Die Dänen drückten weiterhin aufs Tempo, hielten an der bewährten Marschrichtung fest und zogen bis zum Seitenwechsel auf 19:10 davon. Beim HCK wurde in dieser Phase deutlich, dass gerade im Rückraum noch nicht jene Power da ist, die es gerade in solchen Partien brauchen würde. Peter Schramm fehlte nach seiner Schulterverletzung, Luca Spengler war nach seiner Rückkehr ins Team noch nicht ganz soweit. Damit war auf Position links kaum mit den rettenden Impulsen zu rechnen. Auf Position rechts wäre dazu die Routine vorhanden gewesen - nur kamen die Impulse auch von dort nicht.
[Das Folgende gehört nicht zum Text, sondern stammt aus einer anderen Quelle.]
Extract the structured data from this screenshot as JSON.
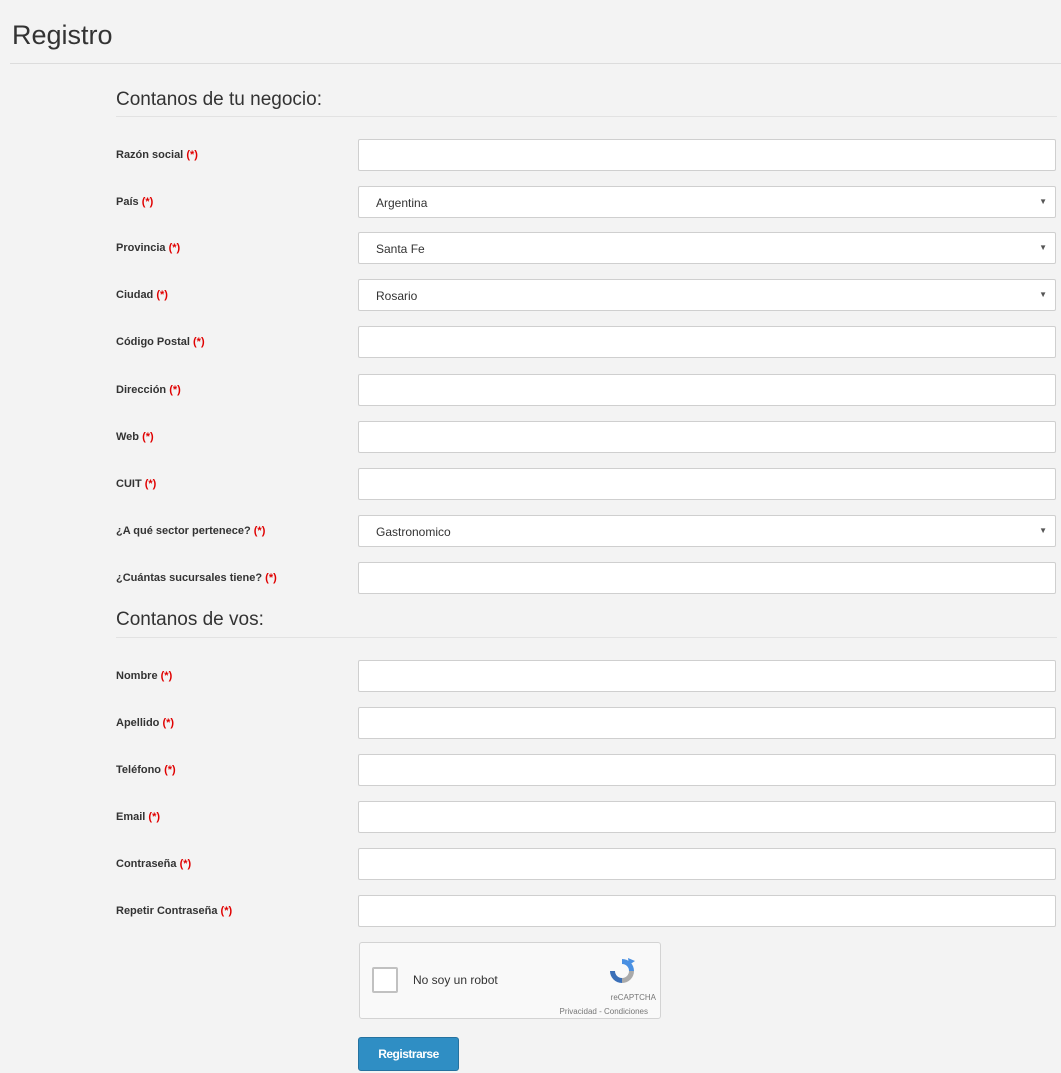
{
  "page": {
    "title": "Registro"
  },
  "business": {
    "heading": "Contanos de tu negocio:",
    "fields": [
      {
        "label": "Razón social",
        "required": "(*)",
        "type": "text",
        "value": ""
      },
      {
        "label": "País",
        "required": "(*)",
        "type": "select",
        "value": "Argentina"
      },
      {
        "label": "Provincia",
        "required": "(*)",
        "type": "select",
        "value": "Santa Fe"
      },
      {
        "label": "Ciudad",
        "required": "(*)",
        "type": "select",
        "value": "Rosario"
      },
      {
        "label": "Código Postal",
        "required": "(*)",
        "type": "text",
        "value": ""
      },
      {
        "label": "Dirección",
        "required": "(*)",
        "type": "text",
        "value": ""
      },
      {
        "label": "Web",
        "required": "(*)",
        "type": "text",
        "value": ""
      },
      {
        "label": "CUIT",
        "required": "(*)",
        "type": "text",
        "value": ""
      },
      {
        "label": "¿A qué sector pertenece?",
        "required": "(*)",
        "type": "select",
        "value": "Gastronomico"
      },
      {
        "label": "¿Cuántas sucursales tiene?",
        "required": "(*)",
        "type": "text",
        "value": ""
      }
    ]
  },
  "personal": {
    "heading": "Contanos de vos:",
    "fields": [
      {
        "label": "Nombre",
        "required": "(*)",
        "type": "text",
        "value": ""
      },
      {
        "label": "Apellido",
        "required": "(*)",
        "type": "text",
        "value": ""
      },
      {
        "label": "Teléfono",
        "required": "(*)",
        "type": "text",
        "value": ""
      },
      {
        "label": "Email",
        "required": "(*)",
        "type": "text",
        "value": ""
      },
      {
        "label": "Contraseña",
        "required": "(*)",
        "type": "password",
        "value": ""
      },
      {
        "label": "Repetir Contraseña",
        "required": "(*)",
        "type": "password",
        "value": ""
      }
    ]
  },
  "captcha": {
    "label": "No soy un robot",
    "brand": "reCAPTCHA",
    "links": "Privacidad - Condiciones",
    "icon": "recaptcha-logo-icon"
  },
  "submit": {
    "label": "Registrarse",
    "color": "#2f8ec4"
  },
  "colors": {
    "required": "#e00000",
    "background": "#f3f3f3"
  }
}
Stankovic, dessen «Stellvertreter» Tominec oder Youngster Lima kamen gerade mal auf 1 Tor - zusammen! Etwas gar dünn. Auf Rückraum Mitte blieb Hofstetter erneut blass.

So waren Vukasin Stojanovic (9 Tore, 2 Siebenmeter) und Tobi Baumgartner (4) die Aktivposten im Team, die trotz der dänischen Überlegeneheit etwas für das Spiel zu tun wagten. Schön war - neben Portmanns guter Goalie-Leistung und Fellmans drei Kreis-Toren - die Premier von Sämi Weingartner, der zu seinem ersten Europacup-Tor kam. Bei den Dänen war es der pfeilschnelle Rechtsaussen Patrick Larsen (9 Tore), der ein wahres Herrenleben führte. Superstar Jonas Larholm konnte sich angesichts dieser Leistung dezent zurückhalten.

Nach der 19:10-Pausenführung war der Ausgangs des Spiels kaum je in Frage gestellt. Der HC Kriens-Luzern stemmte sich zwar gegen eine Kanterniederlage und wurde dabei von den Refs unterstützt, welche die Deckungsarbeit der Dänen härter sanktionnierten, unterstützt. Am Schluss aber waren es dann doch 12 Tore Differenz. Man braucht kein Prophet zu sein, um fürs Rückspiel in einer Woche in der Luzerner Maihofhalle die Chancen der Zentralschweizer auf ein Weiterkommen eher unter 50% anzusiedeln... Nahe 100% aber dürfte für den HCK die Chance sein, dass sich das team für denA uftritt in Dänemark rehabilitieren will. Denn auch wenn ein Weiterkommen nicht mehr realistisch scheint - eine Ehrenmeldung gegen die Dänen mit einem guten Spiel würde dem HCK helfen, den Fokus trotz Europacup-Aus mit einem guten Gefühl wieder auf die kommenden Aufgaben in der nationalen Meisterschaft zu lenken! 

TVIS Holstebro (DEN) - HC Kriens-Luzern (SUI) 35:23 (19:10)

Gräkjaer Arena Holstebro, 753 Zuschauer. SR Hajek/Macho (CZE)

TVIS Holstebro: Hansen/Lind; Birkefeldt (1), Blazejewicz (1), Bramming (4), Christiensen (3), Hansen, Jensen, Larholm (2), Larsen (9), M. A. Nielsen (6), Nielsen (5), Norager, Oechsler, Sörensen (2), Thorgersen

HC Kriens-Luzern: Portmann/Schelbert; Baumgartner (4), Baviera (1), Blättler, Fellmann (3), Hofstetter(2), Lima, Mühlebach (1), Spengler (1), Stankovic (1), Stojanovic (9/2), Tominec, Weingartner (1).

Bemerkungen: Kriens ohne Schramm (Schulterverletzung). Strafen: Holstebro 6x2 Minuten (rot gegen Christensen), 5x2 Minuten gegen HC Kriens-Luzern.